When you get your wrench, pull your gas plug and pop out the piston. Check with a bent wire that your ports are in line and not partially occluded. Like was said already someone at some time may have dropped in a match piston for hot loads, they have a longitudinal slot in them a usgi one doesn't have to relieve the extra gas. May as well give it a look while it's out. I am not thinking it's this, if your PPU is loaded equivalent to LC ball then it should also cyle. Your load is an approximation of LC ball ammo.

FYI, a standard wrench will fit the gas plug, can't remember which one, 3/8, or 1/2 inch. Also if you got the usgi cleaning kit with it, that goofy handle has the correct wrench in it. Gently clamping the gas cylinder in between two pieces of wood in a home vise and a standard wrench is a fine method of take down. Doing this saves the rotational wear on the barrel splines. Good tight spline fit is a good thing for accuracy.

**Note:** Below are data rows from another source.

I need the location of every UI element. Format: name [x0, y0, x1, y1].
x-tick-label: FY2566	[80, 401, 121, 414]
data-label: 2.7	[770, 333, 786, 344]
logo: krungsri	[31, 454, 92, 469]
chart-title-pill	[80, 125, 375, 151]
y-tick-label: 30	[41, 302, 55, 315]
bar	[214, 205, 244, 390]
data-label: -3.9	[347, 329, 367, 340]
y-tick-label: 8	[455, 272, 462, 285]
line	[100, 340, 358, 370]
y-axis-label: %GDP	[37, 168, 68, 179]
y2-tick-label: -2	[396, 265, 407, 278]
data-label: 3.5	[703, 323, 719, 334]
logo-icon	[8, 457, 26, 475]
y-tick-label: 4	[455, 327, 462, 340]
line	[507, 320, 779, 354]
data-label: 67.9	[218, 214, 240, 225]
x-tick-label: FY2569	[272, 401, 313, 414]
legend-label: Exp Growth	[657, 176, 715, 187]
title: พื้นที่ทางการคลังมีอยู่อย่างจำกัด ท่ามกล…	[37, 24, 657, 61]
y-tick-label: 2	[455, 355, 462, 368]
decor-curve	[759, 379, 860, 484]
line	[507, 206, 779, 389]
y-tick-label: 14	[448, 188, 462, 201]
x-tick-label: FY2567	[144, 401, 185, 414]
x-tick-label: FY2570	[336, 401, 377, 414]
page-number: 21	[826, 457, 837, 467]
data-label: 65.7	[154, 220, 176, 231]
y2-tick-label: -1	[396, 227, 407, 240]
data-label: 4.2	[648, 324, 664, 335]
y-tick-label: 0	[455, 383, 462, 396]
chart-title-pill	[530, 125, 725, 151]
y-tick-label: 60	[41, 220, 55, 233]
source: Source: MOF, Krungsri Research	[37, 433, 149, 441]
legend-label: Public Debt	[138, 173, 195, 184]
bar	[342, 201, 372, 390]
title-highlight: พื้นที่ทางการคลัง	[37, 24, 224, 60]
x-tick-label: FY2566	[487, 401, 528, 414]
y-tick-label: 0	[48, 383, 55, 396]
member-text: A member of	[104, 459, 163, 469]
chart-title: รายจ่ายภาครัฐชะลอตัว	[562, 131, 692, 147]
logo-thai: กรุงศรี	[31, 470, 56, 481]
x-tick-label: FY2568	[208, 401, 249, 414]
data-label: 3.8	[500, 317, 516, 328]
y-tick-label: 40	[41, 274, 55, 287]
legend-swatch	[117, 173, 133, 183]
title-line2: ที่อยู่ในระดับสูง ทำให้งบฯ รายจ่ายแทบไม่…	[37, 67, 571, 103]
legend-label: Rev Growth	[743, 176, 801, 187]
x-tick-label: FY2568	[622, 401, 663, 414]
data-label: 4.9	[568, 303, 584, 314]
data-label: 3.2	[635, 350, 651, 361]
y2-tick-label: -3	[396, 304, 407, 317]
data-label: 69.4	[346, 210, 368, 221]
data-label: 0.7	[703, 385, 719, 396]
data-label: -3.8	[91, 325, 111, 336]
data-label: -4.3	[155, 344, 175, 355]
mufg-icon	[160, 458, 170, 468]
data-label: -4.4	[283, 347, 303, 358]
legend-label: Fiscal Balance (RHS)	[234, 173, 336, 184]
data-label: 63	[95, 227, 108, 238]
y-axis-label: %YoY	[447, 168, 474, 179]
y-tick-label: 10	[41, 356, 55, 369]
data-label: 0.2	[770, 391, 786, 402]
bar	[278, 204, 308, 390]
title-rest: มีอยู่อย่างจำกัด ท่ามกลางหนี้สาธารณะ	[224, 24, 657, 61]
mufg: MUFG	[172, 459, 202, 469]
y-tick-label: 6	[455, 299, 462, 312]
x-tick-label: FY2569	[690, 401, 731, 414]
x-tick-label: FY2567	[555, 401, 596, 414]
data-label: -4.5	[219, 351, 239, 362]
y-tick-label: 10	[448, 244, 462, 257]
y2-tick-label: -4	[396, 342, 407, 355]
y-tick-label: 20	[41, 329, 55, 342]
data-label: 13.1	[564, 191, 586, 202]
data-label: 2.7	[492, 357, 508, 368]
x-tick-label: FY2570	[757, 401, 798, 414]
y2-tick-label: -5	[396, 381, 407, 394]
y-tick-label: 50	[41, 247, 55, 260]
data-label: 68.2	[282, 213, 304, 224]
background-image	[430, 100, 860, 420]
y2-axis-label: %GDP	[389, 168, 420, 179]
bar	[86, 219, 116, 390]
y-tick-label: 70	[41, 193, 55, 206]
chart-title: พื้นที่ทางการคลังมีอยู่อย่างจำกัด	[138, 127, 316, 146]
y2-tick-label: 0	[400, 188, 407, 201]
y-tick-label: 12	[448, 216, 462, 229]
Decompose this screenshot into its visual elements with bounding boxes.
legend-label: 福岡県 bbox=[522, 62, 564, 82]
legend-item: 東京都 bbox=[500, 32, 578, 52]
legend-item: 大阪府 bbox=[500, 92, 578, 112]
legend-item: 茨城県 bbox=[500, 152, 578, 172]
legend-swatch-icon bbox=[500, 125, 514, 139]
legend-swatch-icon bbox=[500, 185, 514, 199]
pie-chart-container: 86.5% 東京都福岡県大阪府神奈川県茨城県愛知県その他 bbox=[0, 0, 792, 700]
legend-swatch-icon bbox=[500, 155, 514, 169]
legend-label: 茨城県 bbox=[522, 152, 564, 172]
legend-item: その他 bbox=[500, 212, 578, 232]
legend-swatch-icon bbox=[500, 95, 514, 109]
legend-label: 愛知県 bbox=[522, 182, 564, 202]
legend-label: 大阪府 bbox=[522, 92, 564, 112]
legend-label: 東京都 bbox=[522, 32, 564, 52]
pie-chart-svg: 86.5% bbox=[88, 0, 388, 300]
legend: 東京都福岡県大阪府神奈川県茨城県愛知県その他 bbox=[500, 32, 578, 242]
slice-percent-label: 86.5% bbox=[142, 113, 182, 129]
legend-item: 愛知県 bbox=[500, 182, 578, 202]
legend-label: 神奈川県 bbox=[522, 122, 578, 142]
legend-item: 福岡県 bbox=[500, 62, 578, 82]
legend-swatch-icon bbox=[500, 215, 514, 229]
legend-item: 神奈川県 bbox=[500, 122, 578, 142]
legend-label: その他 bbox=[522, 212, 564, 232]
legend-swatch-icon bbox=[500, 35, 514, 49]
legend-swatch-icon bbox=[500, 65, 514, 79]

Your gun is clean, chamber spotless too, now would be a good time to do a field strip, pop the action out, take off the op rod and spring. Ever strip your bolt of it's firing pin, ejector, and extractor? I would do that and take one of the suspect LC loaded cartridges and an empty LC case that you processed the same as the problem loads. With the stripped bolt in the gun, insert the round into the chamber and with your fingers close the bolt on it. The right lug with the roller on it should drop right down onto the notch with a clunk. You shouldn't have any drag on the bolt binding on the brass. Check a handful and see if any drag. If you feel drag you don't have your cases sized enough to give you 0.002-0.004" headspace. Try closing the bolt with no brass in the chamber, that's pretty much what you want to feel. It's not a bolt gun so it needs the headspace. You don't want an excessive amount either, that sets up for case head seperations. While case head seperations aren't good, they're notusually tragic like an overloaded round that lets loose and blows chunks off the bolt. They'll jam up your gun with the front half of the brass stuck up there and you could gas torch marks in your chamber with a bunch. Best avoided by setting up your dies well to match your rifle. If you read that link I posted you already know what I'm blathering about. Setting up your dies to cam over might be far too much for an m1a. I know when I was learning I did just that and was getting partial case head separations.

Double check your brass OAL and your neck diameter on that brass with a bullet seated and compare to the manual. The neck needs a bit of room for the neck to expand and release the bullet.

Link Posted: 6/18/2014 2:48:01 PM EDT
Thanks for the detailed writeup. Will clean the gas system and see if that helps.